Auditorium Review

For almost a year, Auditorium has swirled around the internet as a great flash game that generated a lot of grassroots gamer buzz. The experience of manipulating light into sound that got millions of hits online is now a full-fledged release, coming to multiple platforms. The iPhone version of Auditorium looks and plays a treat, but you don’t quite get what you pay for.

The premise is simple. A beam of light (called the “flow”) streams from a starting point, and your job is to guide the flow into boxes until all the lights in the box are illuminated. The boxes can be of different colors (or multiple colors), so the flow must be bent through areas that can change its color to match.

Using various items that the game gives you at the beginning of each level, you must use those tools to fill all the boxes, which in turn lets you hear the hypnotic music of the game. Arrows change the direction of the flow, or it can orbit an attractor, or even be be repelled in a completely different direction. By using an intuitive multitouch pinching motion, you can increase or decrease each item’s range and strength. After each level, the obstacles disappear, and you can see the stunning, multicolored flow you created during the level. It’s quite artistic.

As you progress, obstacles start getting in the way. You may find a splitter, which will slice your flow in two directions, for better or for worse. However, you will have to avoid the black hole, which devours the flow entirely.

While there is no formal tutorial, Auditorium is mostly about discovery. (If you are at all worried, there is an extensive Help screen with all the information about power-ups and obstacles.) The real selling point here is that there are always multiple solutions for every puzzle.

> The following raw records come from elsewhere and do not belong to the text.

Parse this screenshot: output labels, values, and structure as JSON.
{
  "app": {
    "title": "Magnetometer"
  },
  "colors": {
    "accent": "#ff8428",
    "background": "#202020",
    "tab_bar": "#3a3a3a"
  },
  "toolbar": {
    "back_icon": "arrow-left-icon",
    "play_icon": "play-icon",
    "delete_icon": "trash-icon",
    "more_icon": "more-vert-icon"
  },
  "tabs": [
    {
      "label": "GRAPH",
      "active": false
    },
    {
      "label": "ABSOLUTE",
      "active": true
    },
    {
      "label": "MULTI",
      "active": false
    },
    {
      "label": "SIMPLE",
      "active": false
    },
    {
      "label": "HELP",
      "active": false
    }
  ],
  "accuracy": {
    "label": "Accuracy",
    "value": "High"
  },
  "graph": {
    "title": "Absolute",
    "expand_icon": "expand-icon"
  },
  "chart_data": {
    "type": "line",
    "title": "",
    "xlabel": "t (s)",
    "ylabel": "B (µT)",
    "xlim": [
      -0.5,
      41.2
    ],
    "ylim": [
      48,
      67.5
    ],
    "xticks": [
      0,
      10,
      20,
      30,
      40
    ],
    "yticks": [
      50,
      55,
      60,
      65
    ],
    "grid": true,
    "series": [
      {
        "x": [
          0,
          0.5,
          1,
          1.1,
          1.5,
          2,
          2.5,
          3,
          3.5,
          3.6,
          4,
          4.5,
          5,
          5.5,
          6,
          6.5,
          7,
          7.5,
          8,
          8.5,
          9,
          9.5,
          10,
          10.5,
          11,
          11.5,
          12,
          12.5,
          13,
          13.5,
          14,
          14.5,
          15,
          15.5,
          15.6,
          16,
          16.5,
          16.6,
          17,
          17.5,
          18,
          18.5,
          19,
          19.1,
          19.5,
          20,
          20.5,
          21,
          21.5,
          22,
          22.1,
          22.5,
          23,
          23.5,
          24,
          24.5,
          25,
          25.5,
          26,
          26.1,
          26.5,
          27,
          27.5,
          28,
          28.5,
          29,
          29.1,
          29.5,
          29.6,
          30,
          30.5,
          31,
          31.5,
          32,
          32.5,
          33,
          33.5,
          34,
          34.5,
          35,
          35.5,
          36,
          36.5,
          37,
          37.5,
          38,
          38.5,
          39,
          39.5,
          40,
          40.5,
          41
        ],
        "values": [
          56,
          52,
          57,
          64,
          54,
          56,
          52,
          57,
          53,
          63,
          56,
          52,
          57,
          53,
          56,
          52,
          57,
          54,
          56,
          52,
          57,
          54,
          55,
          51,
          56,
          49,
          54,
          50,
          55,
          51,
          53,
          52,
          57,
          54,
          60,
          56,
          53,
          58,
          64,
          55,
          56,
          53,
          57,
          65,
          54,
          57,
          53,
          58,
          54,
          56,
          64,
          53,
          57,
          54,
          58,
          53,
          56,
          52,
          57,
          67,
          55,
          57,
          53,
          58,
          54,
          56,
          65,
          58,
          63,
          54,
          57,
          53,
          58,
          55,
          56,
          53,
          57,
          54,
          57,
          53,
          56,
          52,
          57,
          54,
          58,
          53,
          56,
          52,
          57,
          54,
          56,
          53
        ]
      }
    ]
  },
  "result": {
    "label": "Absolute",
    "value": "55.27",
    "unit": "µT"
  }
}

In fact, you may not even need all the items the game provides to solve a level. The game has 15 acts, with five to seven levels within each act.

Or there would be if you buy everything.

The biggest knock against Auditorium is, unfortunately, a big one. While the game itself is wonderful, the description on iTunes is a bit misleading. “Purchase additional Movements [levels] for a great low price… Each new Movement features challenging acts, new colors and schemes.” What this doesn’t tell you is that you won’t actually encounter all the obstacles or challenges the truly full game will have to offer. These aren’t “additional.” These are the rest of the game. As such, I wasn’t able to ever see a black hole, deal with multicolored boxes, or a number of the items. It’s not that the full package is that expensive; each add-on costs 99 cents, and contains three additional acts. The problem is the initial download of five acts would give you the impression that you would be able to deal with every item and obstacle detailed in the Help page. In fact, you only get a third of what is the full title.

Perhaps it’s customer expectations. Perhaps the developer thought that charging five dollars for a full game would put people off from the typical 99 cents or $1.99 scheme. It’s a shame. The full five-dollar Auditorium experience is well worth the money, and even the five level initial game is worth downloading. But it’s hard not to feel bitter about getting a title piecemeal rather than a full, outright download. There is a “lite” demo version available, and you can even try it online for free in your browser. Going with the “flow” is a fabulous journey of discovery. It’s too bad you’ll be nickel-and-dimed along the way.